I got up and went behind the bar to pour myself another cup of coffee. When I got back to the table Mick was gazing off to one side. I sat down and waited for the coffee to cool and we both let the silence stretch for a while.

Then he said, "We left them alive, the whole household. I don't know, that could have been a bad idea."

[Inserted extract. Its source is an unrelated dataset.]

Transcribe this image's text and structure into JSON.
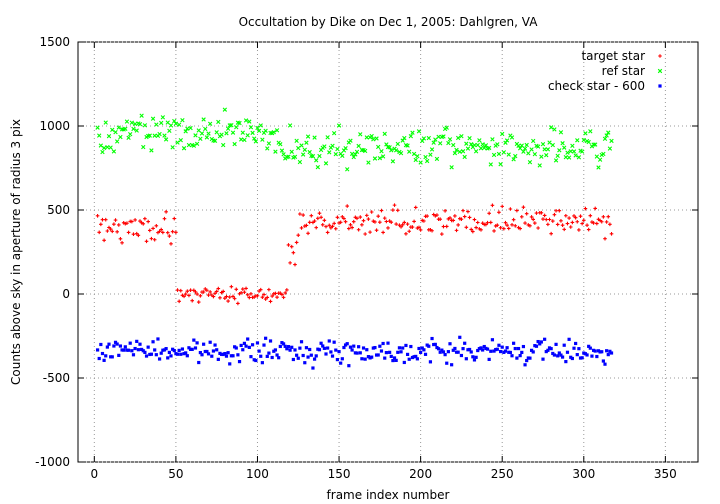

"They wouldn't call the police."

"They couldn't do that, and they weren't well connected, so I didn't think they'd come back at us. And we left the cocaine. There was ten kilos of it that we found, shaped like little footballs. 'I'm leaving you your coca,' I told him, 'and I'm leaving you alive. But if you ever come back at me,' I said, 'then I'll come back here. And I'll wear this'- pointing to the apron- 'and I'll carry this'- the cleaver- 'and I'll lop off your hands and feet and whatever else I can think of.' I'd do no such thing, of course. I'd just kill him and be done with it. But you can't scare a drug dealer by telling him you'll kill him. They all know somebody will kill them sooner or later. Tell them you'll leave them with some pieces missing, though, and the picture sticks in their mind."